I have an older brother that was my Mother's favorite to this day. She took care of him and his family all his life. I was the black sheep in her eyes..she was very physically,verbally and emotionally abusive to me until I ran away from home at 15.

I went back at 19(pregnant)and I didn't want to, but I couldn't see me living on the streets. The abuse continued while I was with her for about a year after the baby. I left again. I moved to another state. The verbal abuse still continued long distance.

There were times I didn't speak to her or see her for years (3-5) at a time. She was just horrible to me all my life, but my brother was still the favorite through his drug life and outside children, etc. Well NOW that she has become dependent he could care less about her.

I brought her from NC two years ago because he was living with her but she was constantly starving and dehydrated from his lack of care and concern for her well being.
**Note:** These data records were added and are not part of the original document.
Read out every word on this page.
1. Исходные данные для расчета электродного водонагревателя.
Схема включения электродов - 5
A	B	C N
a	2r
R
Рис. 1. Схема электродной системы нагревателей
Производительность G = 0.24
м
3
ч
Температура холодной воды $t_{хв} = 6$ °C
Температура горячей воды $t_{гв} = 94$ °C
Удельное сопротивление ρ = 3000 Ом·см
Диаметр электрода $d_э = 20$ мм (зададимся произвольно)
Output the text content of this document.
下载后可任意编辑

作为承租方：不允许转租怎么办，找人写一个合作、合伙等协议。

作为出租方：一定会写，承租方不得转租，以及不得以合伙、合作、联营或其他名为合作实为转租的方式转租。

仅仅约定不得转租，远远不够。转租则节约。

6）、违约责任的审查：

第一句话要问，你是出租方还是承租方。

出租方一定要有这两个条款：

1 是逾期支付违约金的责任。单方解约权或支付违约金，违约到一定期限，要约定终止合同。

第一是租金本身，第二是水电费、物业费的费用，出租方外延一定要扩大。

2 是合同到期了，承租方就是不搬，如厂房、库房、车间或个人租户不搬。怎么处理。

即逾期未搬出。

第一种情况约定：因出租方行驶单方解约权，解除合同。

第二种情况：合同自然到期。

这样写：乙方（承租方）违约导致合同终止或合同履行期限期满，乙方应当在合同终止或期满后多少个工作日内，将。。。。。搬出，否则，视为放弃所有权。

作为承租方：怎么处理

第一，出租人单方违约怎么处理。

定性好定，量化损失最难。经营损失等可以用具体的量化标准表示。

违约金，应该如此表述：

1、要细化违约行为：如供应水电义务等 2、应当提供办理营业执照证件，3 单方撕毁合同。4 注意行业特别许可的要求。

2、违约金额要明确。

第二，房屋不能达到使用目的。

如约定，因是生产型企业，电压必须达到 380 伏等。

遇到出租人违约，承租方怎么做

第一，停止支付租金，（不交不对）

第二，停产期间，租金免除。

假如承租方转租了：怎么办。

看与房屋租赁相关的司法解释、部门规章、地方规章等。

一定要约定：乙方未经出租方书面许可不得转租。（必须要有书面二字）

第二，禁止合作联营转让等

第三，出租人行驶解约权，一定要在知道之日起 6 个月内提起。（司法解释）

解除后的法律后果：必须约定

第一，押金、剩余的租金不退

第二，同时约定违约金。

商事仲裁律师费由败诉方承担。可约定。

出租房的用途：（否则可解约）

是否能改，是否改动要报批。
Well, long story short...I got stuck with her and I'm going to retire early and take her back to NC and take care of her until he last days.

Do not leave her alone. Believe me your conscience will KILL you..the guilt, etc. You do the best you can for her without stressing yourself out. My Mother still praises my brother and it irks me to no end.

I swore I would NEVER take care of her, but GOD has softened my heart and allowed me to forgive her abuse and do the best I can for her. When she goes home to glory, MY conscience will be clear and free from all guilt.

Pray and ask God for patience and tolerance for her. God bless you my friend and good luck.